You know when I think about the past, and all the experiences that I have had. Good and bad.
I am surprised that I didn't actually die. There are things that I did when I was a teenager that I never should have done, and if my parents knew that I was doing them they would have died...of heart attacks. When I look back on swinging from a rope into a lake thick with dead trees, cows, and cars....shivers.
When I think about sneaking out at night and roaming around in the woods or down the hill to the freeway over pass and into town. Holy Jebus, do you know what COULD have HAPPEND!
Scary. Blink. Scary.
When I think about the places I rode my horse and the dangerous shit I did. I could just about dig a hole right now.
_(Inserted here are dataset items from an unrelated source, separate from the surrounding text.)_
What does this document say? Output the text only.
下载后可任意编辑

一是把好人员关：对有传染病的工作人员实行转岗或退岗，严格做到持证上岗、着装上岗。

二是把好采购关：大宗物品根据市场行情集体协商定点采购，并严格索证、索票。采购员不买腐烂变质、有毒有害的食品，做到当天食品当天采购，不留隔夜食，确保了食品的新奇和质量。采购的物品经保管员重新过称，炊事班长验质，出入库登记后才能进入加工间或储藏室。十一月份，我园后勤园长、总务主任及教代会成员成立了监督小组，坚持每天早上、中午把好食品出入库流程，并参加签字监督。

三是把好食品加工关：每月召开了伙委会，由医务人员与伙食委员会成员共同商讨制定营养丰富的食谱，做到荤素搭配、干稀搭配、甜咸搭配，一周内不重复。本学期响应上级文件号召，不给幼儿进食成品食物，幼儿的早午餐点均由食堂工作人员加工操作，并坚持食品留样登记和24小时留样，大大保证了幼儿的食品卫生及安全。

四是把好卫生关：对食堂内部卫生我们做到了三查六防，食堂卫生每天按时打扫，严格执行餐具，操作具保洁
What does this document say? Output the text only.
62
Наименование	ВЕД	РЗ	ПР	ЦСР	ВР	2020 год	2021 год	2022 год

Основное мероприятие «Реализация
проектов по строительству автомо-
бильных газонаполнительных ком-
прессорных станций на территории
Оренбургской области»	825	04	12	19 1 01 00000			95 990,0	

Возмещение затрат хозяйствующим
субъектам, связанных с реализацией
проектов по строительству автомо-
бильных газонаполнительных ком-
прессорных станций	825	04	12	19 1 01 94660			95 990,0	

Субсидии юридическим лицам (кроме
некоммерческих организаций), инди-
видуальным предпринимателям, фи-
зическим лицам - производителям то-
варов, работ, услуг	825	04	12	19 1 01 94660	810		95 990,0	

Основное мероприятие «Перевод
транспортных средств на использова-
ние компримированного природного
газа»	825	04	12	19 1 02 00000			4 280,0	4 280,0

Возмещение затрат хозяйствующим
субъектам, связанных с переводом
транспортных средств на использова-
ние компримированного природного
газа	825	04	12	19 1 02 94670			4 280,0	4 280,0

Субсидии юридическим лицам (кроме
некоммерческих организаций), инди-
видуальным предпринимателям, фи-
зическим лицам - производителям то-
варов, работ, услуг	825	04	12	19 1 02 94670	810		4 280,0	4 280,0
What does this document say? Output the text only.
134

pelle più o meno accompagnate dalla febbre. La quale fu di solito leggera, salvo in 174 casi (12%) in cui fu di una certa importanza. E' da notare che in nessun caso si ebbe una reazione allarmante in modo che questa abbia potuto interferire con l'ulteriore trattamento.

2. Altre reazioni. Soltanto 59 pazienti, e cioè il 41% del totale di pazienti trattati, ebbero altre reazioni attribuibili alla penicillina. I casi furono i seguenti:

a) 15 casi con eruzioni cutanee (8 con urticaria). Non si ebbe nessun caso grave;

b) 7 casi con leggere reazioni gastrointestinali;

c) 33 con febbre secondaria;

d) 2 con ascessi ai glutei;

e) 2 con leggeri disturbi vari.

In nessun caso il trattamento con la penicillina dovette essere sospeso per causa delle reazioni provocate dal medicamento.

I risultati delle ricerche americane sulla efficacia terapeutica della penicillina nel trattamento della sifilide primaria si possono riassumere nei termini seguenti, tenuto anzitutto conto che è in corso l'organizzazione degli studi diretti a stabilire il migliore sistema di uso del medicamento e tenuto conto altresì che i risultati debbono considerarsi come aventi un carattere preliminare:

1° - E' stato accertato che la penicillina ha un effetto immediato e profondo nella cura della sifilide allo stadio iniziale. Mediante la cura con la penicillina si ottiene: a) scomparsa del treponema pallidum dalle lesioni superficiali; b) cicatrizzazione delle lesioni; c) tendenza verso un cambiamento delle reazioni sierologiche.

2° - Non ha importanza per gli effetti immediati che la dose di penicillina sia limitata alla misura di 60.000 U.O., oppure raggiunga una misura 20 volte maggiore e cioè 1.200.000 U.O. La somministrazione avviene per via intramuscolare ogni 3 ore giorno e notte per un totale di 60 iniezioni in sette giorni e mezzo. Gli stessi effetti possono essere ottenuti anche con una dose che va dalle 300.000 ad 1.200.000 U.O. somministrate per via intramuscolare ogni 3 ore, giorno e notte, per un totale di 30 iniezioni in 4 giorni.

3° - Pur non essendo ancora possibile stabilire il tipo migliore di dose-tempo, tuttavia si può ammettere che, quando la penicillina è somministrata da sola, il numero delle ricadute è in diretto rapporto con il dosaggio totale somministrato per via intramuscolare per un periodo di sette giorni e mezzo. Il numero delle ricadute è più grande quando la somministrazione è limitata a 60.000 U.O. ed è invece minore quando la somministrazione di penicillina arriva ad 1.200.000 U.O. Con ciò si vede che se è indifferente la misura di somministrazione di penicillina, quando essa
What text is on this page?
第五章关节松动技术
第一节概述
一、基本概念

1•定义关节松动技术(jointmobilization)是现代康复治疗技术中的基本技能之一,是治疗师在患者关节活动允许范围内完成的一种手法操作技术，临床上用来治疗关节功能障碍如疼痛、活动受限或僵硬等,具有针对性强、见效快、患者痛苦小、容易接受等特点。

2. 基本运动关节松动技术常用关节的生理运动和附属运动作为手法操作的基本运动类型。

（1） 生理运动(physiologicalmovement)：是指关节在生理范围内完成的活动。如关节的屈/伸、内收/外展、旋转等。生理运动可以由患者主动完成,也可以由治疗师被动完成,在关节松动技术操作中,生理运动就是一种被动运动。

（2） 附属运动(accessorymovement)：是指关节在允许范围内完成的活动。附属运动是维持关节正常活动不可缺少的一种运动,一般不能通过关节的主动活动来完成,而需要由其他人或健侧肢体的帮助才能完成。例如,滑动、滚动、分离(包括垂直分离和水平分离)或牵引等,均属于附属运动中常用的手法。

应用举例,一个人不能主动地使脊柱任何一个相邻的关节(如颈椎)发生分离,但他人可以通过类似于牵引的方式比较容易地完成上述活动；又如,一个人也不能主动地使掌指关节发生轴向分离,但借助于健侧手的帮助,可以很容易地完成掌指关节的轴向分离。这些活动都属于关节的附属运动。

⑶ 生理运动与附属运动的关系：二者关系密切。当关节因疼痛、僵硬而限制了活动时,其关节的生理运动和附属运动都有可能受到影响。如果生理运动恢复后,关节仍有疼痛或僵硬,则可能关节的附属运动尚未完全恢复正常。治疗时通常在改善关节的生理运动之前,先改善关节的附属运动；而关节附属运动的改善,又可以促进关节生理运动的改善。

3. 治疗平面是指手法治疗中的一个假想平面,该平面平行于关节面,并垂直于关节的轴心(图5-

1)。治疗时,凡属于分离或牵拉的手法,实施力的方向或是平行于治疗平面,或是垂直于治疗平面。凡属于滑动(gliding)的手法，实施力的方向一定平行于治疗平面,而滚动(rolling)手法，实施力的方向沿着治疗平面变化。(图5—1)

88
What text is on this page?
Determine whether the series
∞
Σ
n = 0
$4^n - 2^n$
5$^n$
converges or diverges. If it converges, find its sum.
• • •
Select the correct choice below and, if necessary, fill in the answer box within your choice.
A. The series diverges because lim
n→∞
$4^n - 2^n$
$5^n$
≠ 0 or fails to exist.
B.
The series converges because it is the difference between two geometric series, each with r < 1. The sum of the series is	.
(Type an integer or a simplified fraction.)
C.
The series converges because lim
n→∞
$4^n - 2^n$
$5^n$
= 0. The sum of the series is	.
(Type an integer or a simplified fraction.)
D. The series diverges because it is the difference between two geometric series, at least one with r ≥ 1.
Now my oldest daughter is at that age of discovery. Not just of the world around her or how she sees it. But how she will actually navigate it. How she will handle the situations that come up. Life Lessons are about to hit hard. And there is nothing I can or really should do to make it easier. Or prevent them from taking place. Of course I pray that she doesn't get mortally wounded. Of course I wish that her heart would not get broken. Of course I hope that she learns.
I did, you did, they did, she will. She is smart, funny, talented, and wise beyond her years, and she has sooooooo much to learn. So much to see and do, touch and feel, hear, and speak. People to meet and places to go. She is off and running full out. It will be a few years before she learns to take it slower and really SEE.
It will be awhile before we can sit down and have a conversation about life.
Until then she just has to do it. I can't wait to hear her stories. I would like to say that I can wait to see her heart broken and see all the paths her life will take. But I can't say that. I don't want her to miss anything, if her heart is never broken and no one ever hurts her feelings or pisses her off she will miss out on something. It will mean she didn't care enough to have that.
Or that someone didn't care enough about her to make it happen.
That would suck. For lack of a better word. It would just plain suck. I want whats best for all my children. And shock, awe, shock, sometimes whats best. Is whats hard, or painful, or just a pain in the ass. I love you Pan. This is the get go of an aweful great adventure!